A group of students at Mustang High School serve as partners to the athletes in the Special Olympics. And what they did for Tanner Flowers Thursday was totally selfless.
It was a homecoming fit for the most deserving group of people; Mustang Police shut down intersections to make way for the Special Olympians to return from Stillwater.
Tanner Flowers competed in the bocce ball games with his partner Halle Andrews, a junior at Mustang High. But they came in fourth place, it wasn't enough to get a medal.
“Tanner and I had some really great competition and we just missed it by a few points,” Andrews said.
It was devastating for Tanner and for his parents, Linda and Jerry Flowers.
“Tanner had prayed all day long, just let me win that medal and I mean it was so emotional when they got fourth place and his heart was just broken and tears started to well up in his eyes,” Jerry said.
But Perry Edwards, another student partner who won third place and got the bronze medal stepped in.
“I just had to do something and I just wanted to see him smile,” he said.
Edwards told Tanner the referee’s had made a mistake and he did indeed win third place.
“And when he got that third place, Halle and Perry placed that medal around his neck and then hugged him and told him what he had just achieved and the smile on his face told the tale of what Special Olympics is all about,” Jerry explained.

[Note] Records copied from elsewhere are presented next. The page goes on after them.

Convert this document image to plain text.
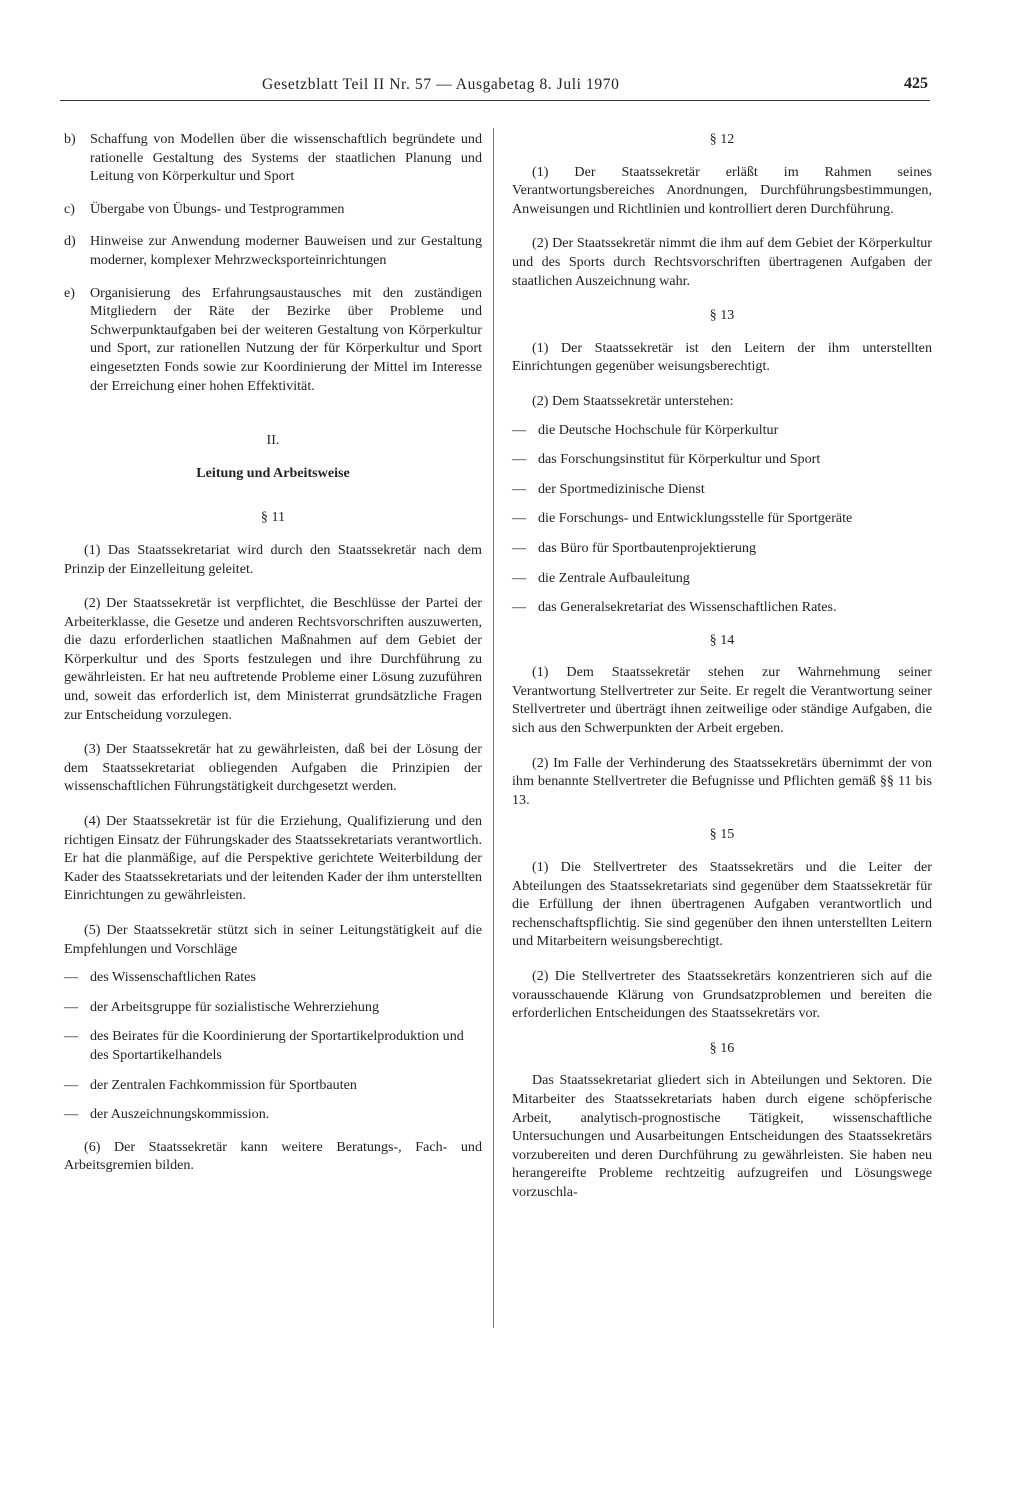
Gesetzblatt Teil II Nr. 57 — Ausgabetag 8. Juli 1970	425
b)	Schaffung von Modellen über die wissenschaftlich begründete und rationelle Gestaltung des Systems der staatlichen Planung und Leitung von Körperkultur und Sport
c)	Übergabe von Übungs- und Testprogrammen
d)	Hinweise zur Anwendung moderner Bauweisen und zur Gestaltung moderner, komplexer Mehrzwecksporteinrichtungen
e)	Organisierung des Erfahrungsaustausches mit den zuständigen Mitgliedern der Räte der Bezirke über Probleme und Schwerpunktaufgaben bei der weiteren Gestaltung von Körperkultur und Sport, zur rationellen Nutzung der für Körperkultur und Sport eingesetzten Fonds sowie zur Koordinierung der Mittel im Interesse der Erreichung einer hohen Effektivität.
II.
Leitung und Arbeitsweise
§ 11

(1) Das Staatssekretariat wird durch den Staatssekretär nach dem Prinzip der Einzelleitung geleitet.

(2) Der Staatssekretär ist verpflichtet, die Beschlüsse der Partei der Arbeiterklasse, die Gesetze und anderen Rechtsvorschriften auszuwerten, die dazu erforderlichen staatlichen Maßnahmen auf dem Gebiet der Körperkultur und des Sports festzulegen und ihre Durchführung zu gewährleisten. Er hat neu auftretende Probleme einer Lösung zuzuführen und, soweit das erforderlich ist, dem Ministerrat grundsätzliche Fragen zur Entscheidung vorzulegen.

(3) Der Staatssekretär hat zu gewährleisten, daß bei der Lösung der dem Staatssekretariat obliegenden Aufgaben die Prinzipien der wissenschaftlichen Führungstätigkeit durchgesetzt werden.

(4) Der Staatssekretär ist für die Erziehung, Qualifizierung und den richtigen Einsatz der Führungskader des Staatssekretariats verantwortlich. Er hat die planmäßige, auf die Perspektive gerichtete Weiterbildung der Kader des Staatssekretariats und der leitenden Kader der ihm unterstellten Einrichtungen zu gewährleisten.

(5) Der Staatssekretär stützt sich in seiner Leitungstätigkeit auf die Empfehlungen und Vorschläge

— des Wissenschaftlichen Rates
— der Arbeitsgruppe für sozialistische Wehrerziehung
— des Beirates für die Koordinierung der Sportartikelproduktion und des Sportartikelhandels
— der Zentralen Fachkommission für Sportbauten
— der Auszeichnungskommission.

(6) Der Staatssekretär kann weitere Beratungs-, Fach- und Arbeitsgremien bilden.

§ 12

(1) Der Staatssekretär erläßt im Rahmen seines Verantwortungsbereiches Anordnungen, Durchführungsbestimmungen, Anweisungen und Richtlinien und kontrolliert deren Durchführung.

(2) Der Staatssekretär nimmt die ihm auf dem Gebiet der Körperkultur und des Sports durch Rechtsvorschriften übertragenen Aufgaben der staatlichen Auszeichnung wahr.

§ 13

(1) Der Staatssekretär ist den Leitern der ihm unterstellten Einrichtungen gegenüber weisungsberechtigt.

(2) Dem Staatssekretär unterstehen:

— die Deutsche Hochschule für Körperkultur
— das Forschungsinstitut für Körperkultur und Sport
— der Sportmedizinische Dienst
— die Forschungs- und Entwicklungsstelle für Sportgeräte
— das Büro für Sportbautenprojektierung
— die Zentrale Aufbauleitung
— das Generalsekretariat des Wissenschaftlichen Rates.
§ 14

(1) Dem Staatssekretär stehen zur Wahrnehmung seiner Verantwortung Stellvertreter zur Seite. Er regelt die Verantwortung seiner Stellvertreter und überträgt ihnen zeitweilige oder ständige Aufgaben, die sich aus den Schwerpunkten der Arbeit ergeben.

(2) Im Falle der Verhinderung des Staatssekretärs übernimmt der von ihm benannte Stellvertreter die Befugnisse und Pflichten gemäß §§ 11 bis 13.

§ 15

(1) Die Stellvertreter des Staatssekretärs und die Leiter der Abteilungen des Staatssekretariats sind gegenüber dem Staatssekretär für die Erfüllung der ihnen übertragenen Aufgaben verantwortlich und rechenschaftspflichtig. Sie sind gegenüber den ihnen unterstellten Leitern und Mitarbeitern weisungsberechtigt.

(2) Die Stellvertreter des Staatssekretärs konzentrieren sich auf die vorausschauende Klärung von Grundsatzproblemen und bereiten die erforderlichen Entscheidungen des Staatssekretärs vor.

§ 16

Das Staatssekretariat gliedert sich in Abteilungen und Sektoren. Die Mitarbeiter des Staatssekretariats haben durch eigene schöpferische Arbeit, analytisch-prognostische Tätigkeit, wissenschaftliche Untersuchungen und Ausarbeitungen Entscheidungen des Staatssekretärs vorzubereiten und deren Durchführung zu gewährleisten. Sie haben neu herangereifte Probleme rechtzeitig aufzugreifen und Lösungswege vorzuschla-
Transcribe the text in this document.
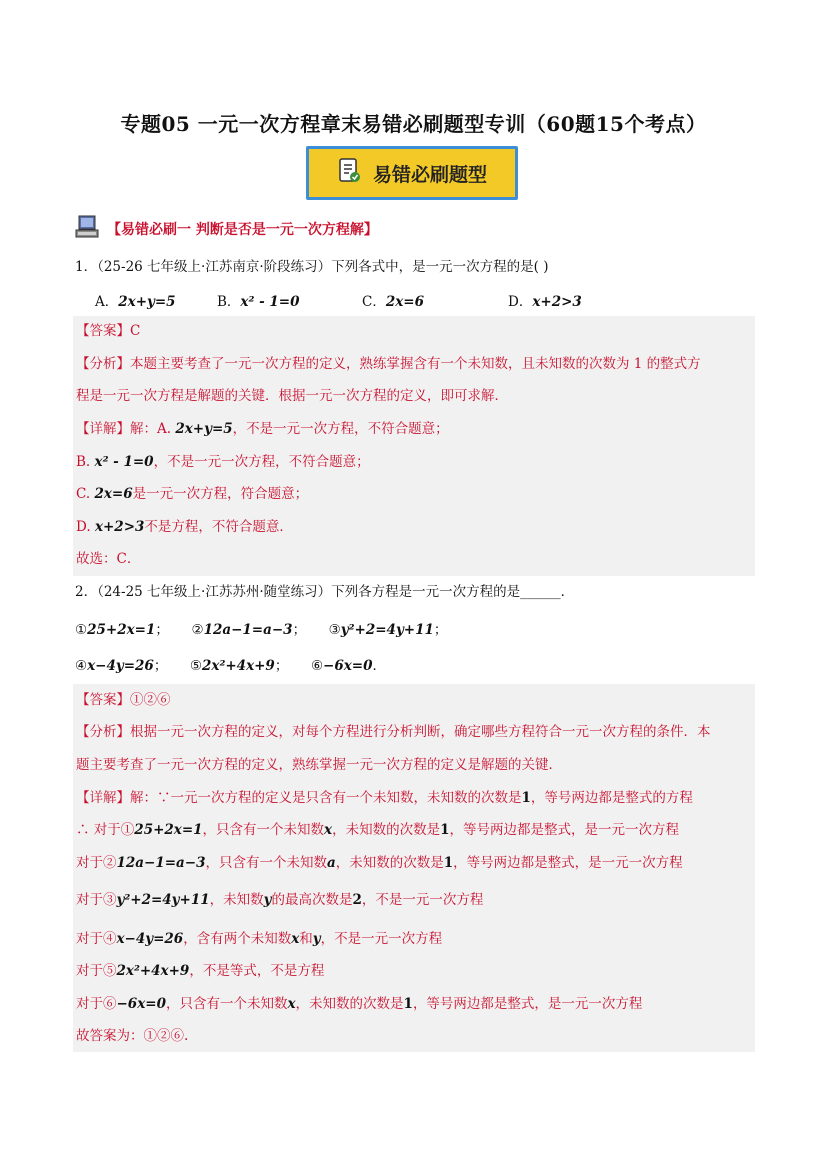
专题05 一元一次方程章末易错必刷题型专训（60题15个考点）
易错必刷题型
【易错必刷一 判断是否是一元一次方程解】
1．（25-26 七年级上·江苏南京·阶段练习）下列各式中，是一元一次方程的是( )
A．2x+y=5	B．x² - 1=0	C．2x=6	D．x+2>3
【答案】C
【分析】本题主要考查了一元一次方程的定义，熟练掌握含有一个未知数，且未知数的次数为 1 的整式方
程是一元一次方程是解题的关键．根据一元一次方程的定义，即可求解．
【详解】解：A. 2x+y=5，不是一元一次方程，不符合题意；
B. x² - 1=0，不是一元一次方程，不符合题意；
C. 2x=6是一元一次方程，符合题意；
D. x+2>3不是方程，不符合题意．
故选：C．
2．（24-25 七年级上·江苏苏州·随堂练习）下列各方程是一元一次方程的是______．
①25+2x=1； ②12a−1=a−3； ③y²+2=4y+11；
④x−4y=26； ⑤2x²+4x+9； ⑥−6x=0．
【答案】①②⑥
【分析】根据一元一次方程的定义，对每个方程进行分析判断，确定哪些方程符合一元一次方程的条件．本
题主要考查了一元一次方程的定义，熟练掌握一元一次方程的定义是解题的关键．
【详解】解：∵一元一次方程的定义是只含有一个未知数，未知数的次数是1，等号两边都是整式的方程
∴ 对于①25+2x=1，只含有一个未知数x，未知数的次数是1，等号两边都是整式，是一元一次方程
对于②12a−1=a−3，只含有一个未知数a，未知数的次数是1，等号两边都是整式，是一元一次方程
对于③y²+2=4y+11，未知数y的最高次数是2，不是一元一次方程
对于④x−4y=26，含有两个未知数x和y，不是一元一次方程
对于⑤2x²+4x+9，不是等式，不是方程
对于⑥−6x=0，只含有一个未知数x，未知数的次数是1，等号两边都是整式，是一元一次方程
故答案为：①②⑥.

To Tanner and many other competitors this is what they live for, so winning a Special Olympics medal is more than just winning a medal. It's winning a dream.
“To see your child who has struggled all his life to be accepted and to be part of a group like this, it’s just priceless,” Linda told News 9.
Fifty-nine Olympians competed from the Mustang area this past week, taking home dozens of medals.